In October 2024, senator Joni Ernst and congresswoman Elise Stefanik wrote a letter to FBI Assistant Director Charge James calling for CUAD to be investigated. They accused CUAD of threatening violence against Jewish students at Columbia University and said it should be considered a "medium threat". In March 2025, CUAD along with other activist groups, were sued by nine American and Israeli citizens who were victims of October 7 attacks. The lawsuit accused CUAD and other groups of coordinating with Hamas.

In May 2025, leaders of CUAD rejected accusations of it being antisemitic, saying the coalition includes multiple Jewish student groups.

=== Federal investigation ===

In February 2025, Emil Bove III, whom Donald Trump appointed as principal associate deputy attorney general after Bove had served on Trump's personal legal team, ordered the Department of Justice to investigate CUAD. Bove told prosecutors to find a list of CUAD members so he could forward their names to Immigration and Customs Enforcement. The move raised "anger and alarm among career prosecutors and investigators who saw the demand as politically motivated and lacking legal merit," according to The New York Times, with Department of Justice investigators questioning the existence of the list and arguing that some of Bove's orders could possibly violate First Amendment. Mahmoud Khalil's legal team, citing Bove's having "directed immigration enforcement investigations and decisions against student protesters on college campuses—particularly at Columbia University, where Mr. Khalil was enrolled," requested that Bove recuse himself from legal case related to the Trump administration's attempts to deport Khalil.

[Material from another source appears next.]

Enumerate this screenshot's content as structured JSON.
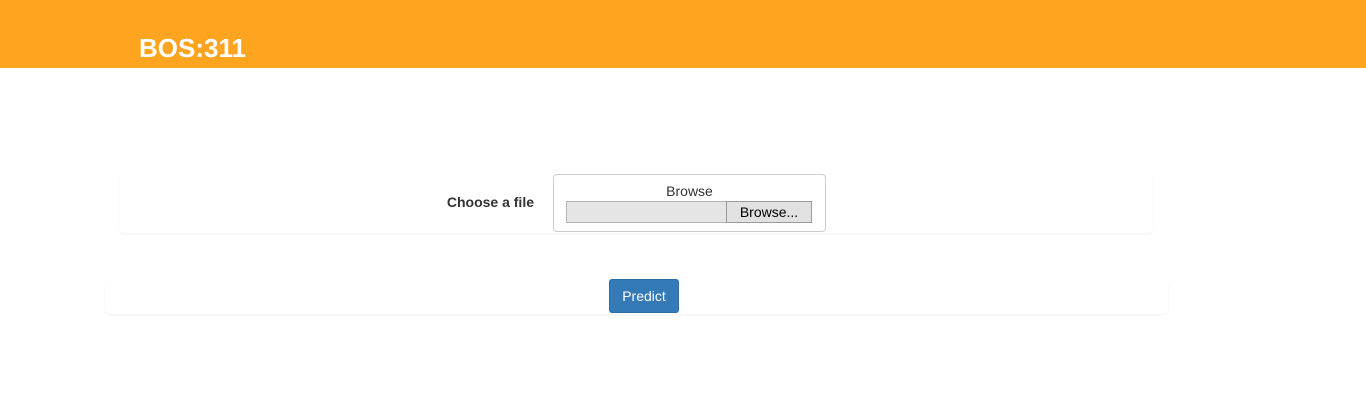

The Intercept reported that, between March and April 2025, the FBI and the Department of Justice attempted unsuccessfully to procure a search warrant for CUAD's Instagram account. The requests were denied by Manhattan magistrate judge three times. The warrant would have allowed the government to identify the account's owners and all users who interacted with it since January 2024. In its attempt to secure a search warrant for CUAD's Instagram account, the government cited an Instagram post by CUAD on March 14, 2024 of anonymously submitted images of red paint and graffiti on the university's President's House with a caption on the post that said: "Katrina Armstrong you will not be allowed peace as you sic NYPD officers and ICE agents on your own students for opposing the genocide of the Palestinian people." The government argued that the post represented a "true threat" outside First Amendment protections to Katrina Armstrong, then interim president of the university, and therefore violated federal law.